QMCPACK / qmcpack

Main repository for QMCPACK, an open-source production level many-body ab initio Quantum Monte Carlo code for computing the electronic structure of atoms, molecules, and solids with full performance portable GPU support
http://www.qmcpack.org
Other
292 stars 137 forks source link

Ion-ion energy convergence in quasi-2D systems #4546

Open kayahans opened 1 year ago

kayahans commented 1 year ago

Describe the bug Reference ion-ion energy of a quasi-2D system (bilayer graphene 3x3x1 tiling at gamma) converges to an incorrect value for bilayer separation at 7 Angstroms.

Due to the mismatch between the reference and QMCPACK ion-ion energies, after printing "Checking ion-ion Ewald energy against reference", QMCPACK terminates. I have used ewald lr_handler with increasing kc cutoff up to 100. Despite the increased cutoff, the problem is not resolved. For the set of ion-ion energy results below, I have used ccecp potentials and LDA functional:

kc_cutoff QMCPACK Reference QE
50 1131.3290657604 1131.2315948714 1131.32906586
75 1131.3290657129 1131.2315948714 1131.32906586
100 1131.3290656824 1131.2315948714 1131.32906586

QE values are printed in Ry for the primitive cell, therefore they are adjusted by multiplying with 9/2 for the 3x3x1 tiled supercell.

In the legacy code, the error was printed at every run I tested:

ERROR in ion-ion Ewald energy exceeds 0.0003 Ha/atom tolerance.

  Reference ion-ion energy: 1131.2315948714
  QMCPACK   ion-ion energy: 1131.3290657604
            ion-ion diff  : 0.097470889017131
            diff/atom     : 0.0027075246949203
            tolerance     : 0.0003

However, there were instances where the error was not printed in the batched code (see dmc folder in the attached files)

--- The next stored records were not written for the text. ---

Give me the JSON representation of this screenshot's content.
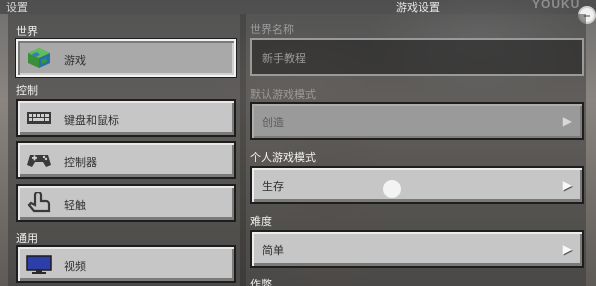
{
  "header": {
    "left_title": "设置",
    "page_title": "游戏设置",
    "watermark": "YOUKU"
  },
  "sidebar": {
    "sections": [
      {
        "label": "世界",
        "items": [
          {
            "label": "游戏",
            "icon": "world-globe-icon",
            "selected": true
          }
        ]
      },
      {
        "label": "控制",
        "items": [
          {
            "label": "键盘和鼠标",
            "icon": "keyboard-icon",
            "selected": false
          },
          {
            "label": "控制器",
            "icon": "gamepad-icon",
            "selected": false
          },
          {
            "label": "轻触",
            "icon": "touch-hand-icon",
            "selected": false
          }
        ]
      },
      {
        "label": "通用",
        "items": [
          {
            "label": "视频",
            "icon": "monitor-icon",
            "selected": false
          }
        ]
      }
    ]
  },
  "settings": {
    "world_name": {
      "label": "世界名称",
      "value": "新手教程",
      "enabled": false
    },
    "default_game_mode": {
      "label": "默认游戏模式",
      "value": "创造",
      "enabled": false
    },
    "personal_game_mode": {
      "label": "个人游戏模式",
      "value": "生存",
      "enabled": true
    },
    "difficulty": {
      "label": "难度",
      "value": "简单",
      "enabled": true
    },
    "next_section_label": "作弊"
  },
  "colors": {
    "button_face": "#c6c6c6",
    "button_selected": "#a9a9a9",
    "button_disabled": "#9a9a9a",
    "label_disabled": "#9c9c9c"
  }
}
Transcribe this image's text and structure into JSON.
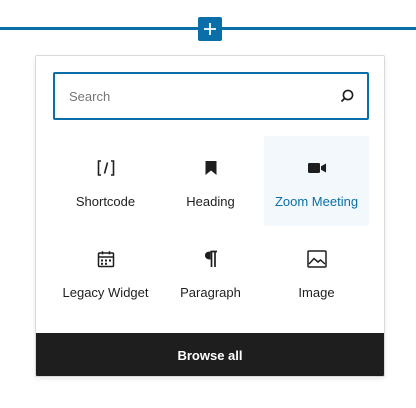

To Reproduce Steps to reproduce the behavior:

  1. Using QMCPACK 3.15.9 and QE 7.0
  2. using complex legacy cpu and batched cpu variants
  3. full program/test invocation command: srun -N 4 -c 32 --cpu-bind=cores -n 4 qmcpack_complex vmc.in.xml
  4. additional steps: None

Expected behavior Reference values in the table should match the QE and QMCPACK ion-ion values within some tolerance with increasing kc cutoff. Batched code should also print the error at every run if encountered.

System:

Additional context Add any other context about the problem here. Input/output files: ewald_sum.zip

ye-luo commented 1 year ago

The issue has nothing to do with drivers. Error printing happens during parsing Coulomb input. With rank 0 printing, other rank may run to error first and terminate all the ranks before rank 0 prints. Change to UniformCommunicateError addresses the issue. Please test out the fix.

jtkrogel commented 1 year ago

The printing part is secondary to the main issue here. The main problem is that the reference energy is incorrect (likely due to premature termination of the sum). This has not been fixed, right?